Geometrics And Alternatives

posted: Monday, 06 February 2012

My latest geometric piece is finished and off to its temporary home to be photographed for Beads and Beyond Magazine.

I'm really pleased with this as not only was it fun to again create a double-sided piece, so you get two pendants in one, I realised that with a simple decison being made, when joining the two sides, it could actually be strung two ways giving you a total of 4 pendants in one- that's economy of beading!

This exact pendant, and matching earrings, will be a project in the magazine soon but the principle and more exploration of the idea is something I'll be working on more with Kate and Dustin in Tucson for our new book.

I love beading but definitely know just how long it can take, especially when making some intense geometric peices using small beads, so being able to make pieces which are reversible, interchangeable and have multiple functions is a real interest at the moment.

A recent piece I made, and kept hidden, has a secret to it which means it's interchangeable and I'm really pleased with it as it's an idea I've had for a few years so being able to finally create it was a real boost.

As I made it I realised it was a real 'show-stopper' i.e. to my eye it grabs your attention with its size and shape. Just the sort of thing you might make for a competition. And that got me thinking...

I have written before about my feeling on competions, and I still encourage others to enter competitons and see them as personal challenges, but it's quite a while since I've entered one and I have never created anything specifically just for a competition that I didn't plan to bead for another reasons. I have often used competition deadlines as spurs to get on and bead something on my 'to-do list', but this piece would be just for the competition which makes me feel differently about the whole idea.

Every year when I see the amazing winners of Bead Dreams I wonder how many were created just for the competition and how many creators spent their whole year just doing that? Unfortunately I don't have the time to do that and replicating a piece just for a competition seems strange to me. But if I want to enter it then it seems to be my only option. I'll have to ponder this some more.

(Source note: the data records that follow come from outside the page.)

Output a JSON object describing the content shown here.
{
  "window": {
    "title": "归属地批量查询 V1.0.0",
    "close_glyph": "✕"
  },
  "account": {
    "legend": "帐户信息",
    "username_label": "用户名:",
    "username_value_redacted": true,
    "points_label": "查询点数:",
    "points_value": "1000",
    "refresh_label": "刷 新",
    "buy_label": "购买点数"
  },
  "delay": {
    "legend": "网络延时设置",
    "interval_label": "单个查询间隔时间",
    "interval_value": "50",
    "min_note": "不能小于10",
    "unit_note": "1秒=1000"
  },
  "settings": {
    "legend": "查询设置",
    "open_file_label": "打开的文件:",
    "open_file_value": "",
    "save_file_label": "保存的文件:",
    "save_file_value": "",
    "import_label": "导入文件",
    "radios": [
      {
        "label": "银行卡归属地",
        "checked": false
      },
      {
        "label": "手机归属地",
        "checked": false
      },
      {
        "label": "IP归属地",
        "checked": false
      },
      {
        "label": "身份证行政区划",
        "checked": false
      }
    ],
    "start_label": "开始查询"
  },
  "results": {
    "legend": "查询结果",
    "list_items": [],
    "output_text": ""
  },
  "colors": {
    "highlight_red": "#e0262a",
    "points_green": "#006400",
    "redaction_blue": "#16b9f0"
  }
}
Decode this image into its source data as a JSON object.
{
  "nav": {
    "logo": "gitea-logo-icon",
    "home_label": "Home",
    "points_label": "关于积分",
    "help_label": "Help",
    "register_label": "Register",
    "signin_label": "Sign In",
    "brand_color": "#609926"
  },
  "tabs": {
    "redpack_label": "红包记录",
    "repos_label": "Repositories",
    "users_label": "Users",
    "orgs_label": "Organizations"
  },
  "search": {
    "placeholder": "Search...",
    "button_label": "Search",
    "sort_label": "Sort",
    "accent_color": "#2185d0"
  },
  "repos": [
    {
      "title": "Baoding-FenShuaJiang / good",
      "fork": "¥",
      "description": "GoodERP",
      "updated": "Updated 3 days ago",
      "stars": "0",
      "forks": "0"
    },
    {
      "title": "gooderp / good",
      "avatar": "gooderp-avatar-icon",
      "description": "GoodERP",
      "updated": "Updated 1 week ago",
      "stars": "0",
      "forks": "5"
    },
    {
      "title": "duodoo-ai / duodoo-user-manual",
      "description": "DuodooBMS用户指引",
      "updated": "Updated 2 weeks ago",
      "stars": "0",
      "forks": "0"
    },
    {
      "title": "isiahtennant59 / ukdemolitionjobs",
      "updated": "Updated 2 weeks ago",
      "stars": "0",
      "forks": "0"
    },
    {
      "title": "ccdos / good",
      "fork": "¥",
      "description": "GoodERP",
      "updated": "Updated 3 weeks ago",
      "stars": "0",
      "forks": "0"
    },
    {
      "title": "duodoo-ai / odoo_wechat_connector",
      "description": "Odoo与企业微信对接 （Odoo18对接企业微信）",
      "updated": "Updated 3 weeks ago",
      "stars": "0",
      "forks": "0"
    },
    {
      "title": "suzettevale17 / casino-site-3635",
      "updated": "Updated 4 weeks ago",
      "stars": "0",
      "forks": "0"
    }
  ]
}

In the meantime I'll add Nick Cave's writing on the subject to my thoughts and see what comes out in the end. Change music' and 'song' to 'beadwork' and his words seem apt and bear consideration. Do they apply to you? :
"I have always been of the opinion that my music is unique and individual and exists beyond the realms inhabited by those who would reduce things to mere measuring. I am in competition with no-one.
My relationship with my muse is a delicate one at the best of times and I feel that it is my duty to protect her from influences that may offend her fragile nature.
She comes to me with the gift of song and in return I treat her with the respect I feel she deserves — in this case this means not subjecting her to the indignities of judgement and competition. My muse is not a horse and I am in no horse race and if indeed she was, still I would not harness her to this tumbrel — this bloody cart of severed heads and glittering prizes. My muse may spook! May bolt! May abandon me completely!"
Nick Cave, 21st October 1996.

But then what is and isn't a competition? As a song writer and recording artist then surely record sales and charts count? It's a battle against other artists to sell work and get publicity for that work. As I read his words and write this I realise that I have actually entered a competition of sorts recently when I submitted pictures for consideration in an exciting looking book from Lark: Showcase 500 Beaded jewelry. I'm sure thousands of pieces were submitted and I'm delighted that 3 of mine will appear in the book which is scheduled to come out this August. Very exciting! But just by sending my work in I pitted myself against my peers in the beadwork world. And I guess this also happens whenever any of us submit work to a magazine. So as a beader making their work available, is there anyway to avoid competition? Does it matter?

On a lighter note, tonight I had managed to get an invitiation to the opening night of a new pop-up speakeasy bar in the basement at the lovely Shaker & Co. The event is sponsored by Four Roses Bourbon and we got to enjoy some great cocktails featuring it. I had never tasted it before, and despite, not being bourbon lovers, we enjoyed them, and the bar. I plan to work on this tastebud defect I appear to have until I devlop a taste for it.

On the way home we walked by a beautiful looking restaurant all lit up and welcoming looking. It was only as we got closer that we realised it was a Mexican restaurant- Mestizo. Excited, but trying not to get my hopes up, I scanned the menu to see if I could spot tamales as my quest is still ongoing...and what do you know they sold them. And they were good. But can you believe they had a tamale festival which finished on the 2nd February. It's in my diary for 2013 already.